Die Zeit in Mansfeld ist am 26. August vorbei. Sie endet mit einer Lesung im Putlitzer Herrenhaus. Eine Art „Werkstattlesung“ werde dies werden, erklärt Tobias Schwartz. Schließlich ist der Roman noch nicht fertig, und er ist auch noch auf der Suche nach einem passenden Verlag – für seinen ersten Roman hatte er einen Verlag gewonnen, der diesmal nicht infrage kommt. Moderiert wird die Runde von dem Schriftsteller Jürgen Rennert, der seit zwei Jahren im Putlitzer Ortsteil Krumbeck lebt. Danach wünscht er sich auch das Gespräch mit den Besuchern über sein Manuskript. Die Putlitzer Gaststätte Otto wird eigens wegen der Lesung am Abend länger geöffnet – so wird sich das Geschehen im Anschluss an die Lesung dorthin verlagern. Der Kontakt und die Freundschaft mit Jürgen Rennert – beide lebten dereinst in Berlin fast in Nachbarschaft, ohne voneinander zu wissen, und lernten sich erst in der Prignitz kennen – wird etwas sein, was bei Tobias Schwartz von dem Prignitz-Aufenthalt bleiben wird. Und: „Es wird auf jeden Fall mehr Landleben in unserem Familienleben vorkommen.“ Das kommt nicht nur ihm, dem Naturliebhaber, entgegen, sondern auch seinem Sohn, der sich nach einem ersten Aufenthalt in Putlitz im April bereits riesig auf die Zeit in Mansfeld gefreut hatte.

Und schließlich hat Tobias Schwartz die Zeit in Mansfeld genutzt, um „wahnsinnig viele Notizen zu machen und sehr viel zu sammeln“. Denn die Idee für einen weiteren Roman nach „Emlichheimer“ hat er bereits – vielleicht hat die Zeit in Mansfeld sie reifen lassen.

Fakten zu Tobias Schwartz und seiner Arbeit

Geboren wurde Tobias Schwartz 1976 in Osnabrück. Seit 1997 lebt er in Berlin

Sein Debütroman „Film B“ erschien 2007 im Satyr-Verlag. Eine Bühnenfassung hatte 2008 an der Berliner Volksbühne Premiere.

Die Arbeit für das Theater ist sein zweites Standbein. So waren Stücke von Tobias Schwartz unter anderem am Maxim-Gorki-Theater und am Hans-Otto-Theater in Potsdam zu sehen.

In den vergangenen Jahren erhielt Tobias Schwartz mehrere Stipendien. 2013 war Schwartz Stipendiat des Literarischen Colloquiums Berlin. 2015 erhielt er das Albrecht-Lempp-Stipendium in Krakau. Das Residenzstipendium „42 Tage Putlitz“ erhielt er in diesem Jahr zugesprochen. Für genau diesen Zeitraum arbeitet er nun ohne Ablenkung in dem zu Putlitz gehörenden Dorf Mansfeld an seinem neuen Roman, der den Titel „Emlichheimer“ trägt.

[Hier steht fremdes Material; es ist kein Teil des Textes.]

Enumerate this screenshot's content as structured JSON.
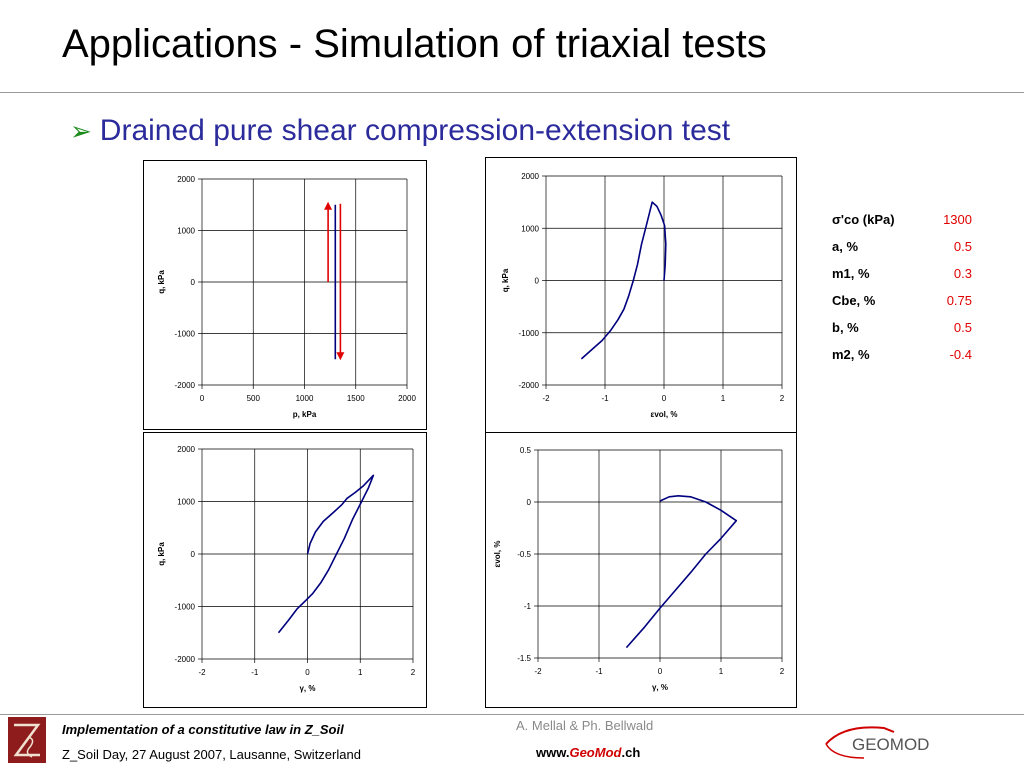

Der Roman dreht sich um die Bewohner des Dorfes Emlichheim. Seine Geschichte und ihre Geschichten sind eingebettet in eine Rahmenhandlung, die sich an einem Tag abspielt: Der Potsdamer Kinderarzt David macht sich auf den Weg in sein an der holländischen Grenze gelegenes Heimatdorf Emlichheim. Dort will er seine Jugendliebe Grete besuchen, die gerade ein Kind erwartet – er weiß nicht, dass es von ihm ist.

Mit einer Lesung aus diesem Roman endet am Freitag, 26. August, seine Zeit in Putlitz auch schon wieder. Ab 19.30 Uhr wird er den noch nicht fertigen Roman im Putlitzer Herrenhaus vorstellen. Der Eintritt ist frei.